На короткой ночевке он не мог заснуть, лежал с открытыми глазами у костра, вслушивался в звуки ночной степи, леса и мечтал. Он думал: «Я это или не я? Неужто я — так далеко от войны, смерти, взрывов и визга пуль? Неужто это я — свободный и довольный
жизнью?» Он был высокого мнения о своих способностях, но воинская повинность и предстоящее возвращение на войну угнетали его. Сможет ли он выбраться из этого замкнутого круга?
Утром лодка отошла от берега. Преодолев несколько верст, Пугачев вскрикнул, еще не понимая, что случилось. Его шапка слетела на дно лодки, и одновременно он услышал выстрел. Емельян бросился на дно. Испуганный и возбужденный, он выглянул из–за борта и посмотрел в сторону выстрела — между деревьями вился расходящийся дымок…
Лодку прибило к берегу. Пугачев взял ружье и перекатился через борт на землю. И вновь просвистела над ним пуля, после чего громыхнул выстрел.
— А ну стой! — невольно крикнул он. Но ни ответа, ни очередного выстрела не последовало.
Пугачев быстро встал на ноги и побежал. Шагов двести отделяло его от фигуры, которую ему удалось разглядеть. А стрелявший в него бежал в лес.
Убегавший от него незнакомец выстрелил снова, пуля стеганула воздух, вторая вскользь коснулась предплечья.
— Ах ты, пень безмозглый! — воскликнул, разозлившись, Емельян. — Дома меня угробить хотишь?
А незнакомец уходил. Еще немного — и заросли скроют его. Встав на колено, Пугачев прицелился и выстрелил. Убегавший упал ничком. Тишина разлилась такая, что стало слышно порывистое шуршание ветра в ветвях деревьев.
Подстреленный незнакомец лежал без сознания. Из раненого бедра сочилась кровь. Емельян перевязал рану платком. А когда попытался привести раненого в чувство, сзади хрустнула ветка.

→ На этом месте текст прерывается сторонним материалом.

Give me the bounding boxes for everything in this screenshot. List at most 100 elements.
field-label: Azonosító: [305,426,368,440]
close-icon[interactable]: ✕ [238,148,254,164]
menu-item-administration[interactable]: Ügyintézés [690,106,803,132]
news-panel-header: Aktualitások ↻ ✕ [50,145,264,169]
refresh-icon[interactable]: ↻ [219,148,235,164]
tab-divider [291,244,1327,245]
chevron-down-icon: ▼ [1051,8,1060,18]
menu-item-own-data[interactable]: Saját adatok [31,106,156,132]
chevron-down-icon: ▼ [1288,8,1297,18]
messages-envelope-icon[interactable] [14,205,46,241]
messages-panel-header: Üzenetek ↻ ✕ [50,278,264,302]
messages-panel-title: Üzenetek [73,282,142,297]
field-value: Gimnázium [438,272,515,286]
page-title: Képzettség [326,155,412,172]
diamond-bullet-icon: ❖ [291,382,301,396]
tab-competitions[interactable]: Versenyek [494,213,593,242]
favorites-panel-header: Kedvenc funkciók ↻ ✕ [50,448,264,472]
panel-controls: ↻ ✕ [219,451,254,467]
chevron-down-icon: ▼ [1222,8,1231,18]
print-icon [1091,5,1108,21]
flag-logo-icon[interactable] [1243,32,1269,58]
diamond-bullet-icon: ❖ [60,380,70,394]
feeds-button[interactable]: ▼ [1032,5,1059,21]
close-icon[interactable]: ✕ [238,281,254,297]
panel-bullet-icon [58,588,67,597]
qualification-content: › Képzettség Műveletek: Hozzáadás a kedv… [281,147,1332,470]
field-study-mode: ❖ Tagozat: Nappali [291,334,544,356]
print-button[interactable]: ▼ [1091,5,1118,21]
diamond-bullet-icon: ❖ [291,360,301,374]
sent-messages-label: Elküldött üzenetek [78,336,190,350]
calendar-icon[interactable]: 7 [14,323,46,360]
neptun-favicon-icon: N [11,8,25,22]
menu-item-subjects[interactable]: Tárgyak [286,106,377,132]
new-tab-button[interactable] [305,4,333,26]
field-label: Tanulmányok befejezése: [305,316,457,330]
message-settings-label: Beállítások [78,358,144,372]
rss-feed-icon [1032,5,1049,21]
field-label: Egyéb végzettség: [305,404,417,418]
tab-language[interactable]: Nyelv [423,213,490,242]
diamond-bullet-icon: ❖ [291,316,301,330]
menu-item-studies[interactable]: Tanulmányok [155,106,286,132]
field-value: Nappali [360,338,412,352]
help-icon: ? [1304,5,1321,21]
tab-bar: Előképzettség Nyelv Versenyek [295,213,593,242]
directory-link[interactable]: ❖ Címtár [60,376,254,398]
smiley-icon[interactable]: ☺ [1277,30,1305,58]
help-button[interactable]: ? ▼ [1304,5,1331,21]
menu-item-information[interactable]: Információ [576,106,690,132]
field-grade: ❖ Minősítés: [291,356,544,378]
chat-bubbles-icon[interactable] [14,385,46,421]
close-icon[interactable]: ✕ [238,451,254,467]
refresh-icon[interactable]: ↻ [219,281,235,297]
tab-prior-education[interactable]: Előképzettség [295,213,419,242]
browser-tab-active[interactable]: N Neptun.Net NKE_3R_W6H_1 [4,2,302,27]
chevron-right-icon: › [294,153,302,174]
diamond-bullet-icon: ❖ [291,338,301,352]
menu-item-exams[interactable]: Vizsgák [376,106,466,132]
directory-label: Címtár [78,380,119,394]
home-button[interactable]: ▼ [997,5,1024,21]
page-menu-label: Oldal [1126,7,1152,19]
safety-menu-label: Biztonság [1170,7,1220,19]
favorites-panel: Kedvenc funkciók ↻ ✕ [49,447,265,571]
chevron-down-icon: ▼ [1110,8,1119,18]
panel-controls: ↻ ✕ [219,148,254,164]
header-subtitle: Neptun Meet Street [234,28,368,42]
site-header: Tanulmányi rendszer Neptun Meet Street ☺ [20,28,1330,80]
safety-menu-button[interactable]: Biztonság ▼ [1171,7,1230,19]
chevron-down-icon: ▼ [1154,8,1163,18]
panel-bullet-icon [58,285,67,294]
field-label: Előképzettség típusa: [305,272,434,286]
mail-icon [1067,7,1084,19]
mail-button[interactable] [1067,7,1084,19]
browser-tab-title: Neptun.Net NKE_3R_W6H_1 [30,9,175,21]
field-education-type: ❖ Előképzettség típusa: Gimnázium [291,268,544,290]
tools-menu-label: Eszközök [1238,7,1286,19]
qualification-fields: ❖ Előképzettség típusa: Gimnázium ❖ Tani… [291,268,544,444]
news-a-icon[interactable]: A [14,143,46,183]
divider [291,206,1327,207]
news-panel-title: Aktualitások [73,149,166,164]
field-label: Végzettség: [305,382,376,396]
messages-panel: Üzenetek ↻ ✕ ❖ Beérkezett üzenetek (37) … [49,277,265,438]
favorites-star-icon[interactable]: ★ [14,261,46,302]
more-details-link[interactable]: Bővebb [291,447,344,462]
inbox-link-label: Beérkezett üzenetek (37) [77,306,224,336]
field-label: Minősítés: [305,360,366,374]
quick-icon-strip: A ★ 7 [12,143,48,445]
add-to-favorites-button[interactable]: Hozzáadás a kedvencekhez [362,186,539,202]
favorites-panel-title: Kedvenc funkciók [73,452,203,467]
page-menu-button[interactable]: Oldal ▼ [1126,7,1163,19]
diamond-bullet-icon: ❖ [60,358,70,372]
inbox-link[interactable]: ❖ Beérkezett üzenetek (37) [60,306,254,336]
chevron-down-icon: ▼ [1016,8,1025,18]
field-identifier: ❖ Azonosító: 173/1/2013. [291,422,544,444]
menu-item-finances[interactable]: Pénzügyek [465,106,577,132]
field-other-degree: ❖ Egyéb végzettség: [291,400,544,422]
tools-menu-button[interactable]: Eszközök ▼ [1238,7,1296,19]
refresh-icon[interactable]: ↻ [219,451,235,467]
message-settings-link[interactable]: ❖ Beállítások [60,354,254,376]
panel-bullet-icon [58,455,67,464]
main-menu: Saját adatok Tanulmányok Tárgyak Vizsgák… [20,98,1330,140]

Рука потянулась к ружью. Но тот, кто стоял сзади, грозно предупредил:
— Только коснись ружья, зараз башку прострелю.
Угроза прозвучала значительно, но одно смутило Емельяна: голос был женский.
— Вот те раз, — ухмыльнулся он и стал медленно поворачиваться. — Ты гляди, не дури только с оружием. Хочу, глядя на тебя, разговаривать…
Перед ним стояла красивая женщина лет тридцати пяти. Родись она мужчиной, из нее вышел бы превосходный казак.
— Какого ляду палил в него? — спросила она, сурово глядя на Пугачева.
— Чтоб самому живым остаться, — ответил он и снял с головы шапку. — Я плыву себе на лодочке, никого не трогаю, а он в меня из ружья–то и пальнул. Шапку вона испохабил, злыдень…
— Брат это мой, Гордей, — вздохнула женщина. — Он с войны умом тронутый пришел. Сейчас во всех турок видит, вот и палит по кому ни попадя. А дома он послушный и ласковый.